Sementara itu, para tokoh masyarakat dan pemuka agama setempat memberikan penjelasan mengenai makna dari kejadian ini. Menurut mereka, kuntilanak sering kali muncul di malam Jumat, yang dianggap sebagai hari penuh energi spiritual. Namun, kehadiran kuntilanak di tempat yang tidak biasanya sering dikaitkan dengan ritual atau perbuatan yang tidak baik.
“Kami percaya bahwa kejadian ini bisa menjadi peringatan bagi kita semua untuk menjaga diri dan menjalani kehidupan dengan baik,” ujar Ustadz Rizal (50 tahun), tokoh agama setempat.
Meski banyak orang menganggap kejadian ini sebagai mitos, namun bagi sebagian masyarakat, hal ini menjadi bukti bahwa kepercayaan akan makhluk halus masih hidup di tengah masyarakat modern. Banyak warga yang mulai kembali melakukan ritual-ritual kecil seperti membaca doa atau meletakkan benda-benda tertentu di depan rumah untuk menghindari gangguan makhluk-makhluk halus.
Berikut beberapa tips yang bisa dilakukan oleh masyarakat untuk mengurangi risiko gangguan dari makhluk halus:
- Membaca doa-doa pengusir hantu: Seperti doa “Bismillah, Allohumma Abaariqlanaa fi maarozaktanaa…” yang sering digunakan oleh masyarakat Jawa.
- Meletakkan benda-benda simbolis: Misalnya, pisau, gunting, atau paku di dalam tas saat bepergian.
- Menghindari tempat-tempat angker: Terutama di malam hari, karena banyak kejadian mistis terjadi di tempat yang tidak ramah.
Pihak kepolisian setempat juga mengimbau masyarakat agar tidak panik dan tetap tenang. Mereka menegaskan bahwa tidak ada indikasi kejahatan atau tindakan ilegal yang terjadi, dan kejadian ini lebih bersifat kepercayaan masyarakat.
“Kami memastikan bahwa tidak ada ancaman nyata dari kejadian ini. Namun, kami tetap mengimbau masyarakat untuk tetap waspada dan menjaga keselamatan diri sendiri,” ujar Kapolsek Papar, AKP Dedi Prasetyo.

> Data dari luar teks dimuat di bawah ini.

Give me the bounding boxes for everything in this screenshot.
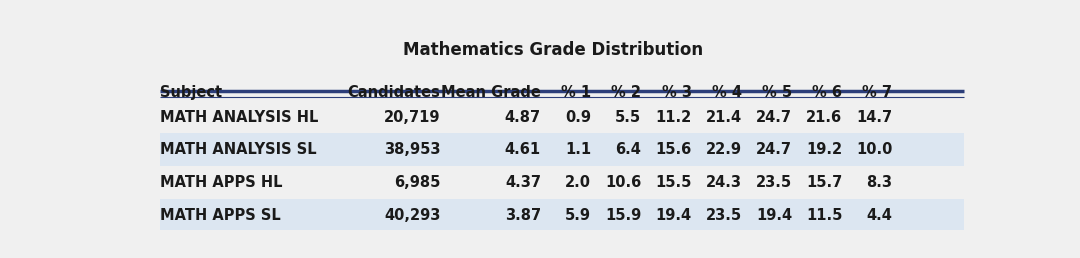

Kejadian ini juga menjadi bahan diskusi di media sosial, dengan banyak netizen yang membagikan cerita-cerita serupa. Beberapa bahkan menyebut bahwa kejadian ini bisa menjadi inspirasi untuk kisah-kisah baru tentang kuntilanak dan makhluk halus lainnya.
Dalam konteks budaya dan kepercayaan masyarakat Jawa, kuntilanak sering kali menjadi bagian dari cerita-cerita rakyat yang mengandung pesan moral. Meski secara ilmiah tidak dapat dibuktikan keberadaannya, namun kepercayaan ini tetap menjadi bagian dari identitas budaya lokal.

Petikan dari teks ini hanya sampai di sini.